How to Merge Text Into One Cell

Combining two or more strings and values into one cell by gluing them together is know as concatenation.  In Excel concatenation can be express in two ways:

=CONCATENATE(A1,A2)

OR

=A1&A2

Where the arguments can be upto 30 cells and / or custom strings enclosed by quotes.

Here are some examples of how it can be used:

A B C D
1 formula: result:
2 blue car =CONCATENATE(A2,B2) bluecar
3 green boat =A3 & B3 greanboat
4 yellow house =CONCATENATE(A4 & ” ” & B4) yellow house
5 red tie =”Today I’ll wear the ” & A5 & ” colored ” & B5 & “.” Today I’ll wear the red colored tie.

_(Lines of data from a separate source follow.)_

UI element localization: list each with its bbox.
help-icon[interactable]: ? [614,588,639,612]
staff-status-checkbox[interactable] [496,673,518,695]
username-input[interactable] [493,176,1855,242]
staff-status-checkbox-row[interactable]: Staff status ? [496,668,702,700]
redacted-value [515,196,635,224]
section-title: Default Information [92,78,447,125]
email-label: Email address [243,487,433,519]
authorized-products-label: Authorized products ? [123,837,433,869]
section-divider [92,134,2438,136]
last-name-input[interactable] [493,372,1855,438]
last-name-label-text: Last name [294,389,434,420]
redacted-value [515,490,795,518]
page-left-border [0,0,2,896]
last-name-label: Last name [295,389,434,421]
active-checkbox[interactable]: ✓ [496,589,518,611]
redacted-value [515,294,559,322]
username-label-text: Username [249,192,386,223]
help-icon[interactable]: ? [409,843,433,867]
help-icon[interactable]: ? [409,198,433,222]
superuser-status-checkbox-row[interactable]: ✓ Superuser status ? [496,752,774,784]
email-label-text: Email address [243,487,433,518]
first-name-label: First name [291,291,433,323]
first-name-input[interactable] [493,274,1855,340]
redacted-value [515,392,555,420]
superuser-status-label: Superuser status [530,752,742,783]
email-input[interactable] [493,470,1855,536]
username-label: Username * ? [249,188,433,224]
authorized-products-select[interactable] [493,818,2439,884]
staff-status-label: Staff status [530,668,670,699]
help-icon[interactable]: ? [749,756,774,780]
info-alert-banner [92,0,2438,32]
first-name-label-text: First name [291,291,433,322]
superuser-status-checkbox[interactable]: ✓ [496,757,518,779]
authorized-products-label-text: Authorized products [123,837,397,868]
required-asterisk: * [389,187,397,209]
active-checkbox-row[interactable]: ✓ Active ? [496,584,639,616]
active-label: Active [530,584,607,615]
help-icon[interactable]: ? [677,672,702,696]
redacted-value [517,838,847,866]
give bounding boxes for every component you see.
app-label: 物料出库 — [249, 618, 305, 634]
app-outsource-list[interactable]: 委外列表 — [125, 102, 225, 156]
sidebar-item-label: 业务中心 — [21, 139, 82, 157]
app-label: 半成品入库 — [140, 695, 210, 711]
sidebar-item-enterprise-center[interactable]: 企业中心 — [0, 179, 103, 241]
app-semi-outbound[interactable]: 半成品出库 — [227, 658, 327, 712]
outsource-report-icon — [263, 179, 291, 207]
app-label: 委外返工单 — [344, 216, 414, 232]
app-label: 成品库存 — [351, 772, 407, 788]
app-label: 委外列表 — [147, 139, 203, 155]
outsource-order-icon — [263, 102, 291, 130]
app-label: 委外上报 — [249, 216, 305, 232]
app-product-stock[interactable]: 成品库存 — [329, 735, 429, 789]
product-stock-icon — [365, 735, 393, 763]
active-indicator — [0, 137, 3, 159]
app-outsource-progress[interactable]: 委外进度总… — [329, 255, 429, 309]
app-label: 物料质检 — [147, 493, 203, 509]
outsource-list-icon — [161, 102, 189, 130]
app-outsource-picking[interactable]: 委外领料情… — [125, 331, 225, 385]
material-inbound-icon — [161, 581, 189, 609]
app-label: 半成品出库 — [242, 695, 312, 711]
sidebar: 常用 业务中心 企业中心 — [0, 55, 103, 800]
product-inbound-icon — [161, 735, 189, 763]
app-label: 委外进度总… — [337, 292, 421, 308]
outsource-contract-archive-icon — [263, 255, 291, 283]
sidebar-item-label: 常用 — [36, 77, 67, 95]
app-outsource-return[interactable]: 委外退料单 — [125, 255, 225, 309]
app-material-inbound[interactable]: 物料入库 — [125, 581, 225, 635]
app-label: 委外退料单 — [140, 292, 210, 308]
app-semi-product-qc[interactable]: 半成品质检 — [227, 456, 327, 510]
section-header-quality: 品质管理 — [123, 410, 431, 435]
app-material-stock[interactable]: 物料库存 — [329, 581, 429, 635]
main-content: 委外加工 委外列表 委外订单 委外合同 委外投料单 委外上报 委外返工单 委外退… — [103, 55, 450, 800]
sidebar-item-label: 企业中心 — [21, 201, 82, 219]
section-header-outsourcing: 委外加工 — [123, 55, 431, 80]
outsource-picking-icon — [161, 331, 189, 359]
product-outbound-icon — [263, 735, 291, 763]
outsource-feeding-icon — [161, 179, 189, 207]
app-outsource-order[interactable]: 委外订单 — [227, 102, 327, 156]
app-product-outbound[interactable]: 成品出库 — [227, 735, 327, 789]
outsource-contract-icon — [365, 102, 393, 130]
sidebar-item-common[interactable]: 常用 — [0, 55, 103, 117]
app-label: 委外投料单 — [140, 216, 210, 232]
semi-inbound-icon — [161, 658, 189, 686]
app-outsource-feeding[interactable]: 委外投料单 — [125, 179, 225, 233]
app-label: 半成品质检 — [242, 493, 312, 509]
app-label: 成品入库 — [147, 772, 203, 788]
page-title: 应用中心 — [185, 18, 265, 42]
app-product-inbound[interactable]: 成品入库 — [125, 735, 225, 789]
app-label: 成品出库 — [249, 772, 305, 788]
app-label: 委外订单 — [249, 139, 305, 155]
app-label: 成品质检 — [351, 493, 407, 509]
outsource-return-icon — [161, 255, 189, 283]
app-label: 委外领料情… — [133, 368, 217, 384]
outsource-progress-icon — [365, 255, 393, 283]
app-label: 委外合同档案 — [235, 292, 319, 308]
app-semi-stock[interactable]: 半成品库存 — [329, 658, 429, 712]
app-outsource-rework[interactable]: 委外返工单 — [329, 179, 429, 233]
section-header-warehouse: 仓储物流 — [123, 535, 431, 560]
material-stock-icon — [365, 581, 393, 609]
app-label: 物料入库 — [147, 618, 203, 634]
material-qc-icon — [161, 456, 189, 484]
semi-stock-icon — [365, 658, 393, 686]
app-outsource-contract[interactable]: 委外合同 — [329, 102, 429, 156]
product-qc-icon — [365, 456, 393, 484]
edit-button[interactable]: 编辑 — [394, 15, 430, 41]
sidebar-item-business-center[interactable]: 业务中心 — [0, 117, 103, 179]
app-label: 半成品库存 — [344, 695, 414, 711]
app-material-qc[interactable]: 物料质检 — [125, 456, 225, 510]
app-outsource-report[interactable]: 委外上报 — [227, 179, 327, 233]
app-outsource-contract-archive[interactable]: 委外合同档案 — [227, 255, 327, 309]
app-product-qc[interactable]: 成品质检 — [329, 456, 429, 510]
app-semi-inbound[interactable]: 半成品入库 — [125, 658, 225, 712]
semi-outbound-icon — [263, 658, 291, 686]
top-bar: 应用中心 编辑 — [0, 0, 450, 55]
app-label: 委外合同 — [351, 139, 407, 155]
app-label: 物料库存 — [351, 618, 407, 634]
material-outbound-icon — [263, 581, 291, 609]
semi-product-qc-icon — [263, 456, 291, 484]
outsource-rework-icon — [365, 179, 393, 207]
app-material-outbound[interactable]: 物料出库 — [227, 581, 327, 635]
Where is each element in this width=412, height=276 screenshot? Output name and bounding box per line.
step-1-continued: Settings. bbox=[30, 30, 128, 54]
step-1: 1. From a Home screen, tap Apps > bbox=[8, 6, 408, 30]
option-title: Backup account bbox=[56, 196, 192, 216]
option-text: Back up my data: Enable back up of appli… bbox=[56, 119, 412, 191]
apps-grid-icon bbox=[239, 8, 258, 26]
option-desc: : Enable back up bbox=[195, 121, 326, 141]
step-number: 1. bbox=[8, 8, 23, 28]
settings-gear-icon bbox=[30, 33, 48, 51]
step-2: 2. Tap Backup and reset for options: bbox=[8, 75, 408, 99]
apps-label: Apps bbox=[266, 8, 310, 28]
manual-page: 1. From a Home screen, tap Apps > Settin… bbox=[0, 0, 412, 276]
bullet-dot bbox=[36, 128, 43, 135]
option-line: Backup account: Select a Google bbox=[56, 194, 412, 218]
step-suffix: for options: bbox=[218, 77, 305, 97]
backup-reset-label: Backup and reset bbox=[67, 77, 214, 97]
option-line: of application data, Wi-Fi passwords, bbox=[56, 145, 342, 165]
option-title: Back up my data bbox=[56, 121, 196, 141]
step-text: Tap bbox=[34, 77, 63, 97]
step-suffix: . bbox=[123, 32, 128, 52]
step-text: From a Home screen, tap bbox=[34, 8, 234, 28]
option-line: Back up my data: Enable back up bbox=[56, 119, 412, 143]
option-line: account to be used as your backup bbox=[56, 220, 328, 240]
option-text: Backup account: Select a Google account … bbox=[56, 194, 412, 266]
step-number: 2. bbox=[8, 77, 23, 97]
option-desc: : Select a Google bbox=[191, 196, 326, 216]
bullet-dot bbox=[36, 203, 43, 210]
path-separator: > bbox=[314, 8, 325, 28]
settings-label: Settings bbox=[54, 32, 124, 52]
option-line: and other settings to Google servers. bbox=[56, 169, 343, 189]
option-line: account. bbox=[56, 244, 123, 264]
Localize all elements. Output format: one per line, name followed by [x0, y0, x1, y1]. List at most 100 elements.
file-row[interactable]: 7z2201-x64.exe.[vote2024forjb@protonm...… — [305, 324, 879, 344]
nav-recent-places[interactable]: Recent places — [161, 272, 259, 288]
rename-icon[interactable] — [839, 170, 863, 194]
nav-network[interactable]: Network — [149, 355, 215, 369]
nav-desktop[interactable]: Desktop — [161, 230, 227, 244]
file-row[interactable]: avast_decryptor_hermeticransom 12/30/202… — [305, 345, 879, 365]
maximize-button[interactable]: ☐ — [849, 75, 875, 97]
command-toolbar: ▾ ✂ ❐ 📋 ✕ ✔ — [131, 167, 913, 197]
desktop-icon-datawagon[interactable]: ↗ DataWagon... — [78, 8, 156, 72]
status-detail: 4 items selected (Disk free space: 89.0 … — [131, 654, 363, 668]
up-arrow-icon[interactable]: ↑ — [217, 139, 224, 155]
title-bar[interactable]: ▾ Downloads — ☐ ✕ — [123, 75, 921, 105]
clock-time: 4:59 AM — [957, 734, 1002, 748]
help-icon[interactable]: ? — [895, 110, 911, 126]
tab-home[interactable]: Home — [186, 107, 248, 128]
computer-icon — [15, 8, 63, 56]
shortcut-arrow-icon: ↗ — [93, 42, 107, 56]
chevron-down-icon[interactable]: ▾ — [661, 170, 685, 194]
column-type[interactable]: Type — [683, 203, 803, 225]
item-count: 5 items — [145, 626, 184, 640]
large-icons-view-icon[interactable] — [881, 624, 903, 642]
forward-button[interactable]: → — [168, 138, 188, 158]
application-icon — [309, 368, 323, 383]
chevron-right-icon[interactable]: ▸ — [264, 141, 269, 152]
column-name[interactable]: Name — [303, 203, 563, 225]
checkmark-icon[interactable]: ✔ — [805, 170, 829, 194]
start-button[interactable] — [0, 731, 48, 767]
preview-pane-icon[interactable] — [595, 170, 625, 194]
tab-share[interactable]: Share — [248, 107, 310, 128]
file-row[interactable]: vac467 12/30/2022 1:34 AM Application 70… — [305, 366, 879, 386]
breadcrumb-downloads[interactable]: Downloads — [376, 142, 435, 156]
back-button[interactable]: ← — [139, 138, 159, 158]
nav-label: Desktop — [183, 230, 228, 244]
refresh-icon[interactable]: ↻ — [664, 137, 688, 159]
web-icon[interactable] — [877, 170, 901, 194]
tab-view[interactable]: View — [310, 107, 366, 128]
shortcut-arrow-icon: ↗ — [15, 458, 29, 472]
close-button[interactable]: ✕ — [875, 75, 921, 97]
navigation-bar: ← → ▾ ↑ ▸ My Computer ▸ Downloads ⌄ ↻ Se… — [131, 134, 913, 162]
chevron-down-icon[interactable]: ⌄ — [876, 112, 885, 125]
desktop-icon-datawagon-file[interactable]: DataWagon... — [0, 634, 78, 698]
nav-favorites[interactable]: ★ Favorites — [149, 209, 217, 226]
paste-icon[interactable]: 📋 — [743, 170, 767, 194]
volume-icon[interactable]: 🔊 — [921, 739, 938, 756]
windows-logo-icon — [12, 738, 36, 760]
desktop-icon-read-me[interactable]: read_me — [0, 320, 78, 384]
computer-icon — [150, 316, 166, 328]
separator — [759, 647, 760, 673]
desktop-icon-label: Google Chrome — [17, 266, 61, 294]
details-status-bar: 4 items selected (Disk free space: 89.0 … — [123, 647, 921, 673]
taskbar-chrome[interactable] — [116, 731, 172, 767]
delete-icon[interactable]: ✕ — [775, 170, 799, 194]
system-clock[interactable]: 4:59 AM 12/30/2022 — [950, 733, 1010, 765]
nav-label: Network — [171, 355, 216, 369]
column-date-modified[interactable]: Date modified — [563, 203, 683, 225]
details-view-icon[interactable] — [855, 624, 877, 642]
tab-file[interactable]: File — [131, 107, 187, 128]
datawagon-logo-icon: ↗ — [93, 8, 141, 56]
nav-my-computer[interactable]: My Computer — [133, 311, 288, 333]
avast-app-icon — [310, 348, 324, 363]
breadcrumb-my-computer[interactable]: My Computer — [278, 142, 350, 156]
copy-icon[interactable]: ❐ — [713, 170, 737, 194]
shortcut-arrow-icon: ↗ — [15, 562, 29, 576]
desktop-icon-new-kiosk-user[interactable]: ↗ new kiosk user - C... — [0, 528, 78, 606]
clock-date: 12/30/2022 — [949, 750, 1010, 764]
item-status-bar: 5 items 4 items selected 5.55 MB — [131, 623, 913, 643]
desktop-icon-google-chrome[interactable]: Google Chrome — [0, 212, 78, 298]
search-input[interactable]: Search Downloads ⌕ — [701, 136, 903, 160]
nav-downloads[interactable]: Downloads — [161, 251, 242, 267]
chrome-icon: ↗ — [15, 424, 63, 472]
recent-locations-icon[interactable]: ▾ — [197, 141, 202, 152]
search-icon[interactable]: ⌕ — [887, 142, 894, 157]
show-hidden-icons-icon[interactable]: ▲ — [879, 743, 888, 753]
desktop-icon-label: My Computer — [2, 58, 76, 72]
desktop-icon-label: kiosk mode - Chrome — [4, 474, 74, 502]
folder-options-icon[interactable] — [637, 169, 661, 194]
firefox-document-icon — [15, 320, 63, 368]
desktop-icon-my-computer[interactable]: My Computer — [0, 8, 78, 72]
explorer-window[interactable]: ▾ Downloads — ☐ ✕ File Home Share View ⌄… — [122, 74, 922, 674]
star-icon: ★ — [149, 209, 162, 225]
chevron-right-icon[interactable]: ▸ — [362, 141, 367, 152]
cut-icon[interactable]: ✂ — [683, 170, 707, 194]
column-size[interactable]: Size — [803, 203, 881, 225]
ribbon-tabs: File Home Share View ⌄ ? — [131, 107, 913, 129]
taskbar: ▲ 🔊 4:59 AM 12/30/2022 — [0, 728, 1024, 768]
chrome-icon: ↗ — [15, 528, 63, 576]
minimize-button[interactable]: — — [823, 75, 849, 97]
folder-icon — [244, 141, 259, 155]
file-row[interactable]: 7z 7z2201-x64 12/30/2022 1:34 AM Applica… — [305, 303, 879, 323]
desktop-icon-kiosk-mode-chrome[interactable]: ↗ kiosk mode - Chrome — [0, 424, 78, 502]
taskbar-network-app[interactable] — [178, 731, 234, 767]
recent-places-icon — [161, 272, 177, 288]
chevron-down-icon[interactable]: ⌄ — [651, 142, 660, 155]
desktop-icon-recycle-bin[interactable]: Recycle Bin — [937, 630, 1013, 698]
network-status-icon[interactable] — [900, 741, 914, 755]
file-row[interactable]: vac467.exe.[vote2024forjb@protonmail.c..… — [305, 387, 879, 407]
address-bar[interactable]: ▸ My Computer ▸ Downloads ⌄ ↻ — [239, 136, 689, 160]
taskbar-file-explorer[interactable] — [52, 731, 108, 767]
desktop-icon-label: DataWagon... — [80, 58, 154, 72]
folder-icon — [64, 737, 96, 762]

Joining Two or More String – Concatenation

Concatenation is the process of joining together multiple text strings and values into one cell.  Because using the full formula name can result in a lot of typing ampersand can be used in its place.  Like in the examples above in C4 and C5 joining additional strings can be done directly in the formula.  The addition of extra strings within formulas C4 and C5 help to make them more readable and informative.

 

 

Concatenation Works on Numbers Too

If you need to join two numbers together without adding them together or performing some type of arithmetic operation CONCATENATE() or & will work here too.  For example: If cell A1=1 and cell A2=2 the formula =A1&A2 would give the result “12” but =A1+A2 would give the result “3”.  Instead of adding the values together concatenations allows number values to be glued together, or glued to other pieces of text.